Faire profiter le pays de ses richesses ! Telle est l’ambition des autorités de la Transition de notre pays. C’est ce qui a justifié l’audit du secteur minier malien et aussi de l’adoption d’un nouveau code minier qui était aussi une recommandation des Assises nationales de la refondation (ANR).
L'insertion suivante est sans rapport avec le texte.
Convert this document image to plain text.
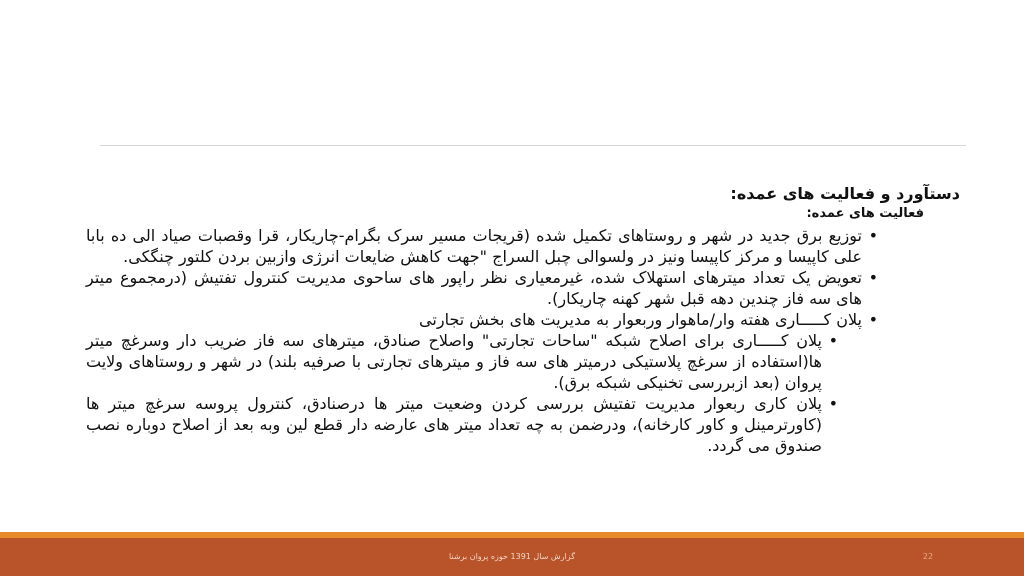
دستآورد و فعالیت های عمده:

فعالیت های عمده:

• توزیع برق جدید در شهر و روستاهای تکمیل شده (قریجات مسیر سرک بگرام-چاریکار، قرا وقصبات صیاد الی ده بابا علی کاپیسا و مرکز کاپیسا ونیز در ولسوالی چبل السراج "جهت کاهش ضایعات انرژی وازبین بردن کلتور چنگکی.
• تعویض یک تعداد میترهای استهلاک شده، غیرمعیاری نظر راپور های ساحوی مدیریت کنترول تفتیش (درمجموع میتر های سه فاز چندین دهه قبل شهر کهنه چاریکار).
• پلان کـــــاری هفته وار/ماهوار وربعوار به مدیریت های بخش تجارتی
• پلان کـــــاری برای اصلاح شبکه "ساحات تجارتی" واصلاح صنادق، میترهای سه فاز ضریب دار وسرغچ میتر ها(استفاده از سرغچ پلاستیکی درمیتر های سه فاز و میترهای تجارتی با صرفیه بلند) در شهر و روستاهای ولایت پروان (بعد ازبررسی تخنیکی شبکه برق).
• پلان کاری ربعوار مدیریت تفتیش بررسی کردن وضعیت میتر ها درصنادق، کنترول پروسه سرغچ میتر ها (کاورترمینل و کاور کارخانه)، ودرضمن به چه تعداد میتر های عارضه دار قطع لین وبه بعد از اصلاح دوباره نصب صندوق می گردد.
گزارش سال 1391 حوزه پروان برشنا	22
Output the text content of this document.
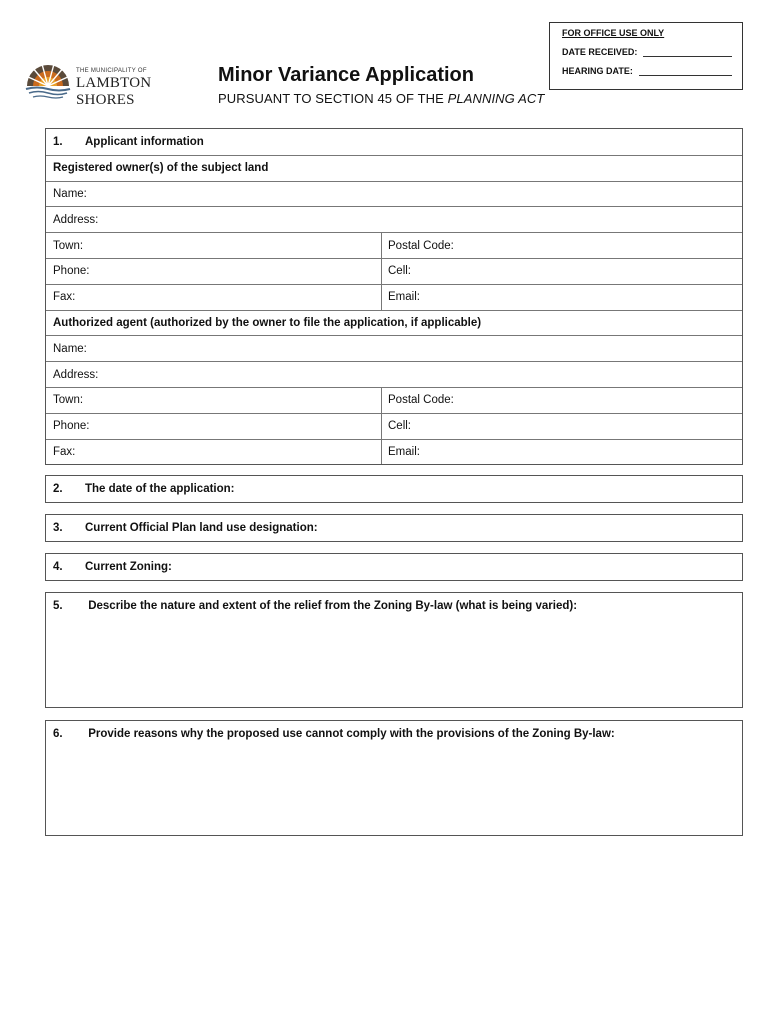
FOR OFFICE USE ONLY
DATE RECEIVED:
HEARING DATE:
THE MUNICIPALITY OF
LAMBTON SHORES
Minor Variance Application
PURSUANT TO SECTION 45 OF THE PLANNING ACT
1.	Applicant information
Registered owner(s) of the subject land
Name:
Address:
Town:	Postal Code:
Phone:	Cell:
Fax:	Email:
Authorized agent (authorized by the owner to file the application, if applicable)
Name:
Address:
Town:	Postal Code:
Phone:	Cell:
Fax:	Email:
2.	The date of the application:
3.	Current Official Plan land use designation:
4.	Current Zoning:
5. Describe the nature and extent of the relief from the Zoning By-law (what is being varied):
6. Provide reasons why the proposed use cannot comply with the provisions of the Zoning By-law:
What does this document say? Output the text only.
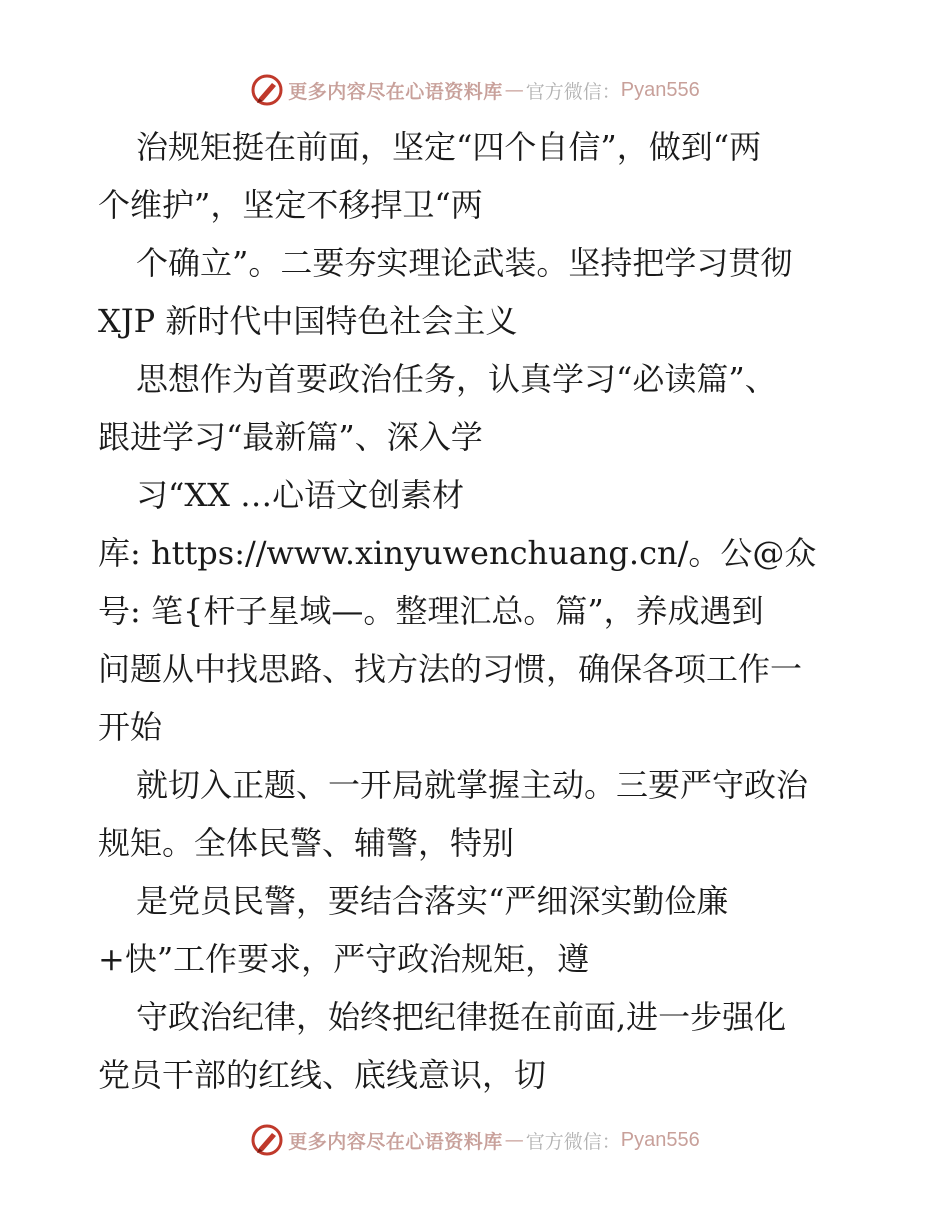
更多内容尽在心语资料库 — 官方微信： Pyan556
治规矩挺在前面，坚定“四个自信”，做到“两
个维护”，坚定不移捍卫“两
个确立”。二要夯实理论武装。坚持把学习贯彻
XJP 新时代中国特色社会主义
思想作为首要政治任务，认真学习“必读篇”、
跟进学习“最新篇”、深入学
习“XX …心语文创素材
库: https://www.xinyuwenchuang.cn/。公@众
号: 笔{杆子星域—。整理汇总。篇”，养成遇到
问题从中找思路、找方法的习惯，确保各项工作一
开始
就切入正题、一开局就掌握主动。三要严守政治
规矩。全体民警、辅警，特别
是党员民警，要结合落实“严细深实勤俭廉
+快”工作要求，严守政治规矩，遵
守政治纪律，始终把纪律挺在前面,进一步强化
党员干部的红线、底线意识，切
更多内容尽在心语资料库 — 官方微信： Pyan556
Pour que l’or brille pour les maliens, pensent de nombreux observateurs, il faudra «une réforme et une refonte en profondeur» qui fera de l’Etat un véritable acteur par le biais de joint venture/contrat d’entreprise et un modèle de régulation viable. Nous pensons que cela n’est possible qu’à deux conditions : que le Mali se donne les moyens de réellement contrôler la quantité d’or extraite de notre sous-sol, y compris au niveau de l’orpaillage, et que, secundo, l’Etat puisse juguler le trafic d’or à partir de notre pays.
Par rapport à la première condition, c’est presque une utopie compte tenu de l’opacité entretenue en partie par le manque de moyens techniques de contrôle et par la corruption. Détenues majoritairement par les multinationales, les sociétés minières profitent confortablement de l’absence de tout «mécanisme fiable» pour «contrôler avec exactitude» la quantité d’or extraite de notre sous-sol. Les chiffres officiels sont ainsi ceux qu’elles communiquent au gouvernement. «Tant que l’Etat lui-même n’aura pas les moyens de faire des recherches aurifères et exploiter les ressources, difficile que l’or brille demain pour nos compatriotes dans cet état», souligne un analyste économique.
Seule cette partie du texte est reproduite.